Le dimanche à Banfora.. Contrairement à Bamako (cf chanson d’Amadou et Mariam), ce n’est pas le jour du mariage. Noooon…. C’est le jour du marché ! Alors évidemment, comme c’est quand même presque une grande ville (103'000 habitants tout de même) il y a DEJA marché tous les jours et on y trouve déjà tout. Mais le dimanche, c'est LE marché. Au lieu d’aller à la messe comme toute personne sensée (d’ailleurs à Banfora, comme par un fait exprès, la messe c’est samedi après-midi.. et puis de toute façon ils sont « tous » musulmans !), la province des Cascades dans son entier se déplace pour venir combler les rues et allées déjà bien encombrées en temps normal. Résultat : 3x plus de vendeurs et surtout 10x plus de clients, et ce sur la même superficie…

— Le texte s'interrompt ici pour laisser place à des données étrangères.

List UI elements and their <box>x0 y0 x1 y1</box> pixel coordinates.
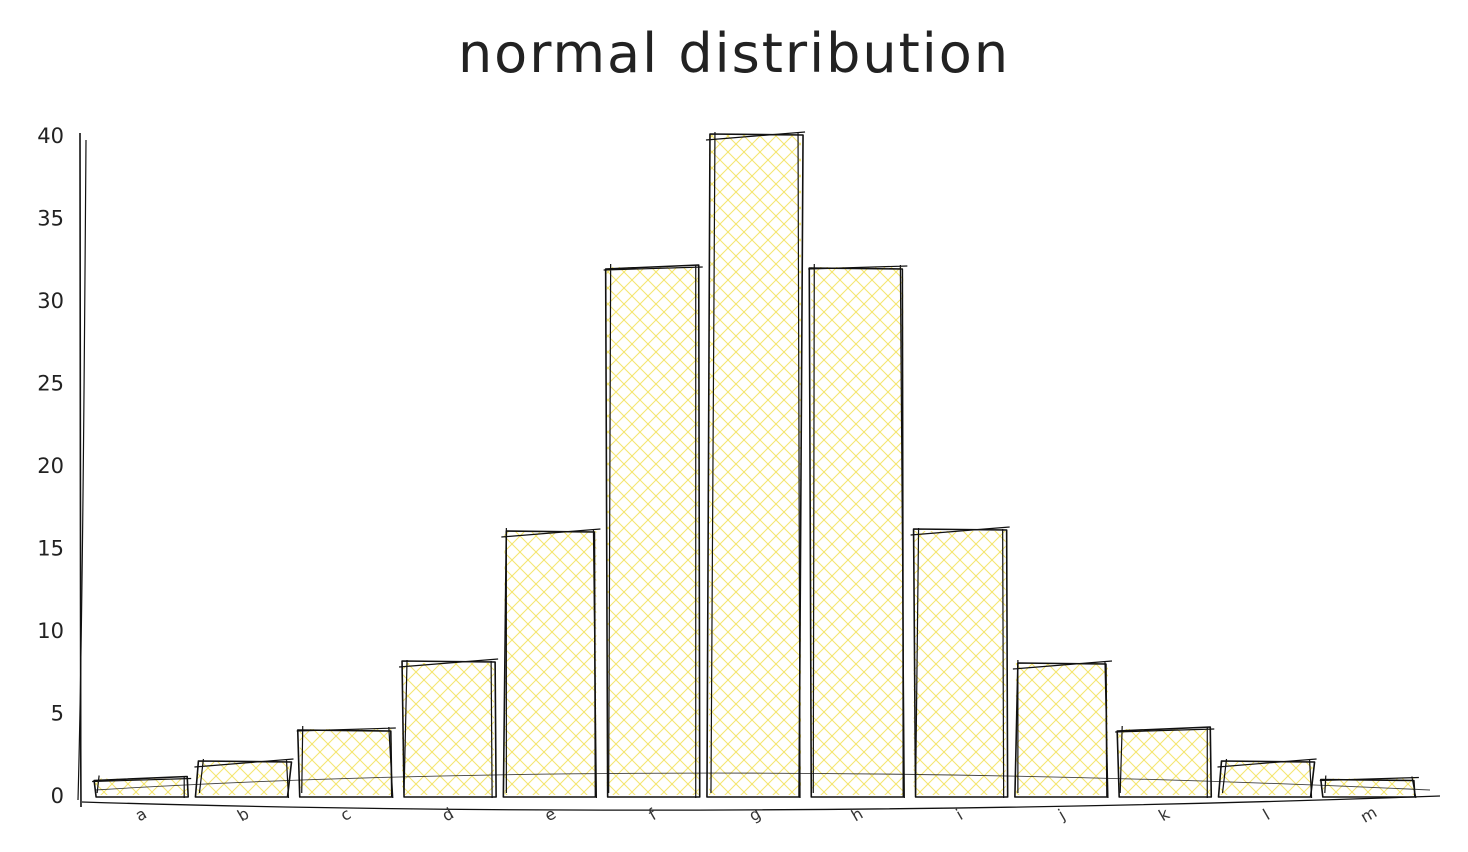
y-tick-label: 35 <box>37 207 64 231</box>
y-tick-label: 15 <box>37 537 64 561</box>
y-tick-label: 10 <box>37 619 64 643</box>
y-tick-label: 20 <box>37 454 64 478</box>
x-tick-label: c <box>337 804 354 825</box>
y-tick-label: 30 <box>37 289 64 313</box>
bars <box>92 131 1419 799</box>
y-tick-label: 0 <box>51 784 64 808</box>
bar <box>1217 758 1317 799</box>
bar <box>92 775 192 798</box>
x-tick-label: k <box>1155 804 1173 825</box>
x-tick-label: e <box>541 804 559 825</box>
x-tick-label: l <box>1260 805 1273 824</box>
bar <box>910 526 1010 799</box>
y-tick-label: 25 <box>37 372 64 396</box>
bar <box>1115 725 1215 798</box>
x-tick-label: b <box>234 804 252 826</box>
chart-title: normal distribution <box>457 22 1011 85</box>
x-axis-line-sketch <box>94 772 1431 791</box>
y-tick-label: 40 <box>37 124 64 148</box>
y-axis-line <box>78 132 82 808</box>
x-tick-label: m <box>1357 802 1380 826</box>
y-axis: 0 5 10 15 20 25 30 35 40 <box>37 124 87 808</box>
x-tick-label: h <box>848 804 866 826</box>
bar <box>501 528 601 799</box>
bar <box>1319 775 1419 799</box>
bar <box>1012 660 1113 799</box>
x-tick-label: j <box>1054 805 1068 824</box>
x-tick-label: d <box>439 804 457 826</box>
bar <box>705 131 806 799</box>
x-axis-line <box>81 795 1441 811</box>
bar <box>296 725 396 799</box>
bar <box>603 263 703 798</box>
y-tick-label: 5 <box>51 702 64 726</box>
bar <box>398 658 499 799</box>
x-tick-label: a <box>132 804 150 825</box>
x-tick-label: f <box>645 805 660 824</box>
x-tick-label: g <box>746 804 764 826</box>
bar <box>808 263 908 799</box>
y-axis-line-sketch <box>77 139 87 801</box>
bar <box>194 758 294 799</box>
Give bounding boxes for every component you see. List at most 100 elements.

Et évidemment, nous on a rien trouvé de mieux que d’y aller aussi, et avec une liste de courses longues comme le bras qui plus est !
D’abord, parquer la moto. Aller saluer l’oncle à sa boutique (=épicerie de denrées non périssables), en profiter pour acheter café, sucre, sel et huile qu’on confie aussitôt en consigne à la vendeuse. Un peu plus loin, achat de pommes de terre, oignons et cubes maggi, puis bananes chez les vendeurs habituels. Ensuite, et c’est là seulement que les choses sérieuses commencent, traversée de la route. Entre camions venant de la Côte d’Ivoire, motos, vendeurs par terre et charrettes diverses, un défi en soi. A partir de là, galère, galère !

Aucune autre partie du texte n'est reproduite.